Despite the same aches and pains which trouble the rest of the population, locals keep skiing and many enjoy the sport into their eighties. But, people who live in Vail have a couple of arrows in their quiver that visitors may not know about. If you have not heard about CADS or Opedix knee support tights, read on. They could help you ski like a local and enjoy Vail even more than you do already.
Walter Dandy was an East Coast businessman and an avid holiday skier. But, he got to the point where he dreaded the third day on the slopes. That was when his legs got tired and the pain set in, spoiling the remainder of the vacation he had so looked forward to.
Dandy comes from a long line of inventors and, one day sitting on a chairlift thinking about his aching thighs and knees, it came to him that a muscle could be mimicked by a spring that would provide support and extra strength.
And so, in 1988, CADS were born. How do they work? A harness that provides a lifting seat, thin cords which go down the back of each leg to a spring feature on the boot shell, and ultra-light rods combine to act like the suspension of a car. Just as the suspension maintains stability and control and cushions passengers from the bumps in the road, CADS save skiers’ legs as they barrel down the slopes. The lifting force generated by CADS supports the skier, taking weight off the knees and thighs and decreasing leg muscle fatigue, knee strain and lower back strain. The downward force increases edging power, snow contact and glide speed, actually making the skis work better.
“CADS take years off your legs,” says Dandy. “Go ahead and ski with that 15 year-old kid or grandkid.”
Testimonials abound from such Vail locals as former Olympic skier Verne Goodwin and numerous others. When renowned orthopedic surgeon Dr.

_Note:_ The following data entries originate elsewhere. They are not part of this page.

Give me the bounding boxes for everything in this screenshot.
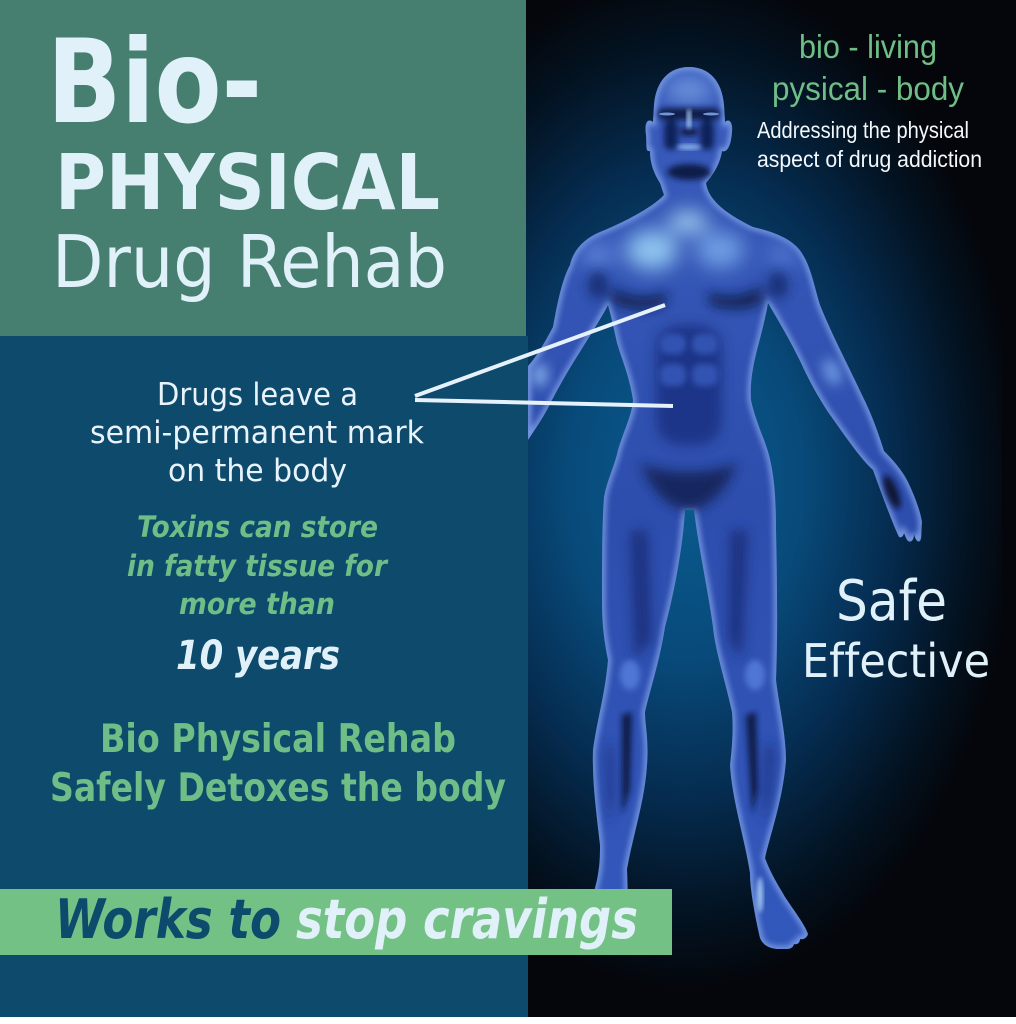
text block: addressing the physical aspect: aspect of drug addiction bbox=[757, 146, 982, 172]
face detail bbox=[659, 110, 719, 150]
text block: toxins in fatty tissue: more than bbox=[179, 587, 335, 621]
stat: 10 years: 10 years bbox=[176, 633, 340, 679]
foot highlight bbox=[757, 877, 763, 913]
text block: safe and effective: Effective bbox=[802, 634, 990, 688]
text block: detox statement: Bio Physical Rehab bbox=[100, 717, 456, 762]
text block: addressing the physical aspect: Addressing the physical bbox=[757, 117, 969, 143]
definition: bio and physical: bio - living bbox=[799, 28, 937, 65]
chest highlights bbox=[582, 78, 796, 270]
text block: safe and effective bbox=[802, 569, 990, 688]
text block: toxins in fatty tissue bbox=[127, 510, 389, 621]
banner: works to stop cravings: stop cravings bbox=[296, 888, 638, 951]
title line: PHYSICAL: PHYSICAL bbox=[55, 139, 440, 228]
title line: Drug Rehab: Drug Rehab bbox=[52, 220, 447, 304]
text block: safe and effective: Safe bbox=[836, 569, 947, 634]
text block: drugs leave a mark bbox=[90, 377, 424, 489]
dark muscle shadows bbox=[588, 271, 788, 309]
title: Bio-Physical Drug Rehab bbox=[47, 15, 447, 304]
definition: bio and physical bbox=[772, 28, 964, 107]
text block: toxins in fatty tissue: Toxins can store bbox=[137, 510, 378, 544]
rim light bbox=[528, 67, 922, 949]
panel: teal title block bbox=[0, 0, 526, 336]
text block: drugs leave a mark: Drugs leave a bbox=[157, 377, 358, 413]
groin shadow bbox=[640, 462, 738, 510]
hand and arm shading bbox=[880, 473, 904, 511]
definition: bio and physical: pysical - body bbox=[772, 70, 964, 107]
panel: navy information block bbox=[0, 336, 528, 1017]
banner: works to stop cravings bbox=[0, 888, 672, 955]
abdomen bbox=[656, 325, 722, 445]
text block: addressing the physical aspect bbox=[757, 117, 982, 172]
panel: dark figure background bbox=[526, 0, 1016, 1017]
banner: works to stop cravings: Works to bbox=[55, 888, 281, 951]
text block: drugs leave a mark: semi-permanent mark bbox=[90, 415, 424, 451]
illustration: human figure bbox=[528, 67, 922, 949]
text block: detox statement bbox=[50, 717, 506, 811]
callout: pointer lines to the body bbox=[415, 305, 673, 406]
text block: detox statement: Safely Detoxes the body bbox=[50, 766, 506, 811]
text block: drugs leave a mark: on the body bbox=[168, 453, 347, 489]
title line: Bio-: Bio- bbox=[47, 15, 262, 150]
text block: toxins in fatty tissue: in fatty tissue for bbox=[127, 549, 389, 583]
leg shading bbox=[606, 530, 774, 825]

Richard Steadman was told by patients that CADS were relieving them of pain and helping them ski better and longer, the Steadman Hawkins Sports Medicine Foundation performed a biomechanical laboratory study. This provided a scientific rationale for the dramatic decrease in muscle fatigue and knee pain that skiers were reporting.
In fact, to prove his point, Dandy will meet you at Mid-Vail for a free demo, outfit you with CADS and guide you down the slopes. “The experience will forever change the way you ski,” Dandy says, confidently.

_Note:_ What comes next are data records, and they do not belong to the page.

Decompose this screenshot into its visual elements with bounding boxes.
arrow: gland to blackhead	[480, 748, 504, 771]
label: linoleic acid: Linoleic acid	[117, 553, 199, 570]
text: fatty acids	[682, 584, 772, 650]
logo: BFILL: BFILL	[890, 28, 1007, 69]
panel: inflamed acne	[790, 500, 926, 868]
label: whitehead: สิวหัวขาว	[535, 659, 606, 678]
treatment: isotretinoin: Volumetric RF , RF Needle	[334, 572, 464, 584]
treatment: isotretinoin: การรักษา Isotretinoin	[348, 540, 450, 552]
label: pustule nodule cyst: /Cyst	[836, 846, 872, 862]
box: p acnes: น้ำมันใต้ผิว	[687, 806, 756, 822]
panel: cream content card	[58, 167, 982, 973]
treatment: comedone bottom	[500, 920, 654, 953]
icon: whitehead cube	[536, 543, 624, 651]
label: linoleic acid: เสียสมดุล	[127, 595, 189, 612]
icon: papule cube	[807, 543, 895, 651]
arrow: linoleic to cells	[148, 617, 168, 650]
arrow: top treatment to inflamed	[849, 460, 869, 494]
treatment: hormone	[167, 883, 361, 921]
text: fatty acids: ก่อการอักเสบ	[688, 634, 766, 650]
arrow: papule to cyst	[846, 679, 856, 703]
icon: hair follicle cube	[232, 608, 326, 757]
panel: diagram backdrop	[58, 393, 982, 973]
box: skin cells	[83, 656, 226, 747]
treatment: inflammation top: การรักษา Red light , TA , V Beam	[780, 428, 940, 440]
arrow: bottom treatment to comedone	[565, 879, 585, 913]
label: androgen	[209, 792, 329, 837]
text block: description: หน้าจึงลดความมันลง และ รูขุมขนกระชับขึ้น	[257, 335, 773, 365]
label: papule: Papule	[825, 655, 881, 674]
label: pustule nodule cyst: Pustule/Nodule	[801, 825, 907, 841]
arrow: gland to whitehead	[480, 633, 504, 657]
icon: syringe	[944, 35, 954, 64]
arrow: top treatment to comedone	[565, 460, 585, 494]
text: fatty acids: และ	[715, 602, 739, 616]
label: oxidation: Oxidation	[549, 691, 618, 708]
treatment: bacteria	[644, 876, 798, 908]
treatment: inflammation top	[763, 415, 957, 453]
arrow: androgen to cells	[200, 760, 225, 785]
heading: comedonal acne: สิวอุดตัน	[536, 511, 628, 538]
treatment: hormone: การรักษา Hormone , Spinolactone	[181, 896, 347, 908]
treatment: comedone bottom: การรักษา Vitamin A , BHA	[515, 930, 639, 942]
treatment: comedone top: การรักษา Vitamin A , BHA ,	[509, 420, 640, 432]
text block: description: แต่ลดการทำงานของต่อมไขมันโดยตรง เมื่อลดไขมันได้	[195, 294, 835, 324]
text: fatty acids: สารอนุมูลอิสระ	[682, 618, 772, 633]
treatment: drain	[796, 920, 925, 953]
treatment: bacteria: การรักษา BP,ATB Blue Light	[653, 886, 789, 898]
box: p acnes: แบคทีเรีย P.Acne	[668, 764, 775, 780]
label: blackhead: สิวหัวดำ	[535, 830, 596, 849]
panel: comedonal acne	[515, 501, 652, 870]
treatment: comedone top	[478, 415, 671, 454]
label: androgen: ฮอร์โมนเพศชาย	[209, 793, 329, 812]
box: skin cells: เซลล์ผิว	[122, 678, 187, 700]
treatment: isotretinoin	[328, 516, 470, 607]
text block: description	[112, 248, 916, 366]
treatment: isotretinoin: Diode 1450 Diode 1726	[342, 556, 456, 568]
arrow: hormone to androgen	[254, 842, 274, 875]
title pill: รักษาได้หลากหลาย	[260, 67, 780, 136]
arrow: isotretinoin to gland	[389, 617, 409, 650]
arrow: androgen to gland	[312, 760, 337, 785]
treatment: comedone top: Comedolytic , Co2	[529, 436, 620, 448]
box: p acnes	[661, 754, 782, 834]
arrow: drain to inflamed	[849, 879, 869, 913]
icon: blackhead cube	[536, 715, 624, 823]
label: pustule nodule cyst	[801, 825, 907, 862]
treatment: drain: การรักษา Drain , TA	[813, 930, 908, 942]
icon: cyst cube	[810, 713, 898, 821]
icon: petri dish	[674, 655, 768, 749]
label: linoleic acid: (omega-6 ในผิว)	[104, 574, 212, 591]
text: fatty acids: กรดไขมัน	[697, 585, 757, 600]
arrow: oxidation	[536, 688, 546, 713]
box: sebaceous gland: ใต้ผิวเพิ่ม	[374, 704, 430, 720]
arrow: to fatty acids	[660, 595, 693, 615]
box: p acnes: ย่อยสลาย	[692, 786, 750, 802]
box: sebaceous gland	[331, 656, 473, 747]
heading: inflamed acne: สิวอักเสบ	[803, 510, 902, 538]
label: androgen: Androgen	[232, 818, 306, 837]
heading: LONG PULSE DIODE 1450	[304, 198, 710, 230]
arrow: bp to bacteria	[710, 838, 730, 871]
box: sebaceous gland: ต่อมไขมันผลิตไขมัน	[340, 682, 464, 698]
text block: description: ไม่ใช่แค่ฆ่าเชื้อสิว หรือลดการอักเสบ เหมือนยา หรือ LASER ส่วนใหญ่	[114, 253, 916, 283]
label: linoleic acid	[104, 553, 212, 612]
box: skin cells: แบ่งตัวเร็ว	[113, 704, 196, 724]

And then, there’s Kim Gustafson, who left a career in international business to settle in the Vail Valley. His plan was to teach skiing, and today he is an instructor who spends 100 days a year on the slopes. However, it almost didn’t happen. His left knee would simply not cooperate.

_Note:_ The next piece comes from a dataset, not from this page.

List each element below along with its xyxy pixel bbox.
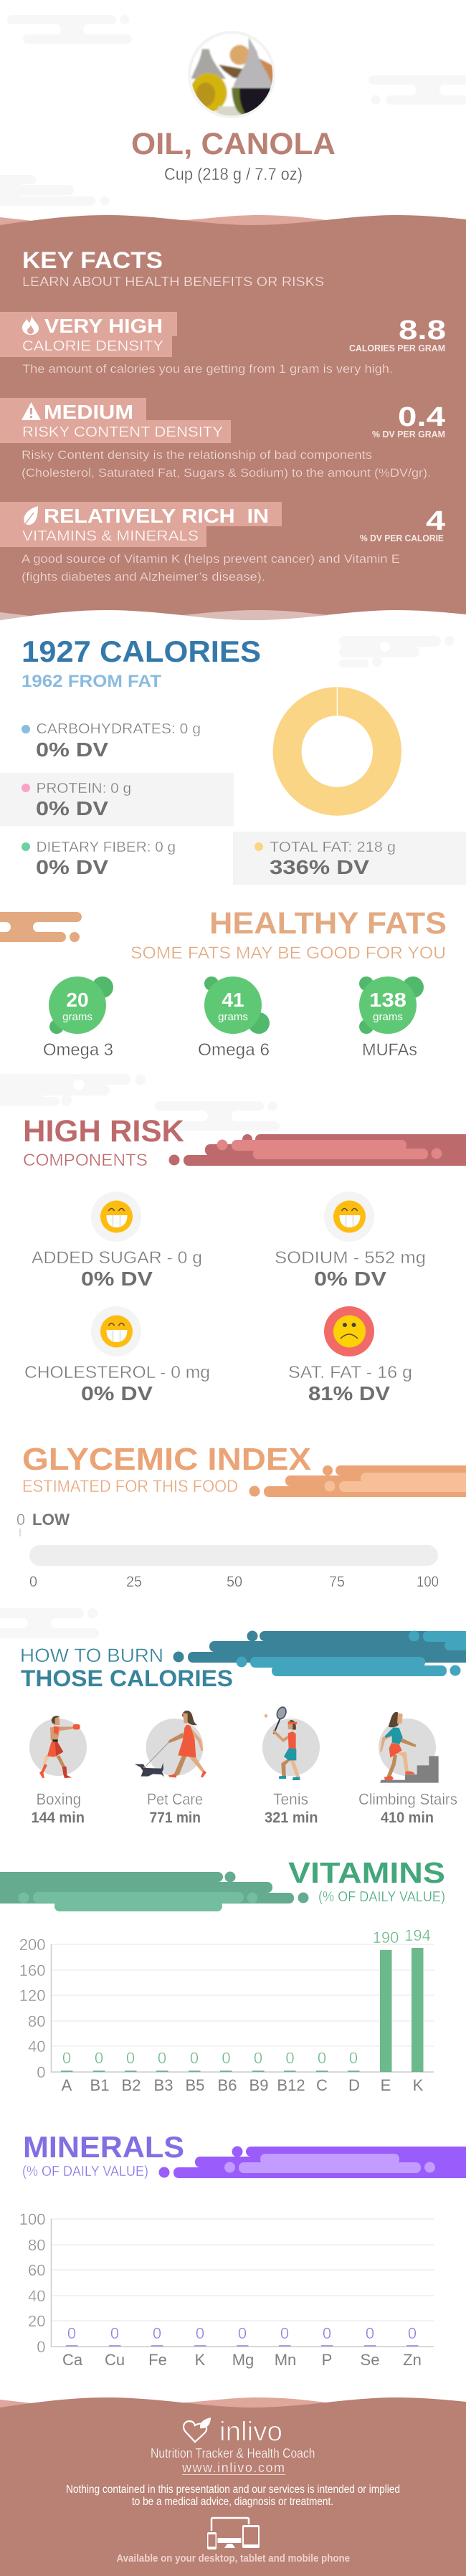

Gustafson set about looking for a solution beyond the traditional knee brace, which he found far too bulky and uncomfortable. That is when he teamed up with research scientist Dr. Michael Torry of the Steadman Philippon Research Institute. Together, they created Opedix knee support tights. According to Dr. Torry, the tights “are designed on many of the principles of traditional rigid unloader braces without the restrictiveness and with injury prevention in mind.”
Knee braces work by enhancing knee alignment and decreasing knee loading. However, Opedix tights use a proprietary fabric with four-way stretch compression properties and an anchor and sling design to support the knee area while allowing the kneecap to float free. This support to the outside of the knee reduces the amount of damaging outward movement and decreases the stresses or load on the knee joint. The fabric is moisture wicking, and the tights act as a warm, comfortable base layer.
At Steadman Philippon, tests conducted on a gait analysis machine showed that the tights significantly reduced load on the knee during running. But, what about skiing?
For a study devised by Dr. Michael Decker at the University of Denver, the tights were distributed to 320 ski and snowboard instructors, as well as patrollers at the six Vail Resorts locations. Using standardized questionnaires, Dr. Decker measured fatigue, knee stiffness and pain halfway through the 2010-2011 ski season. He repeated the survey after the skiers had worn the Opedix knee support tights for one week and again at the end of season, when he found that wearing the tights had reduced fatigue, stiffness and pain by an average of 31 percent. “These knee performance effects were immediate and continuously improved throughout the ski season,” he writes.
Who knows? What benefited those ski instructors could work for you!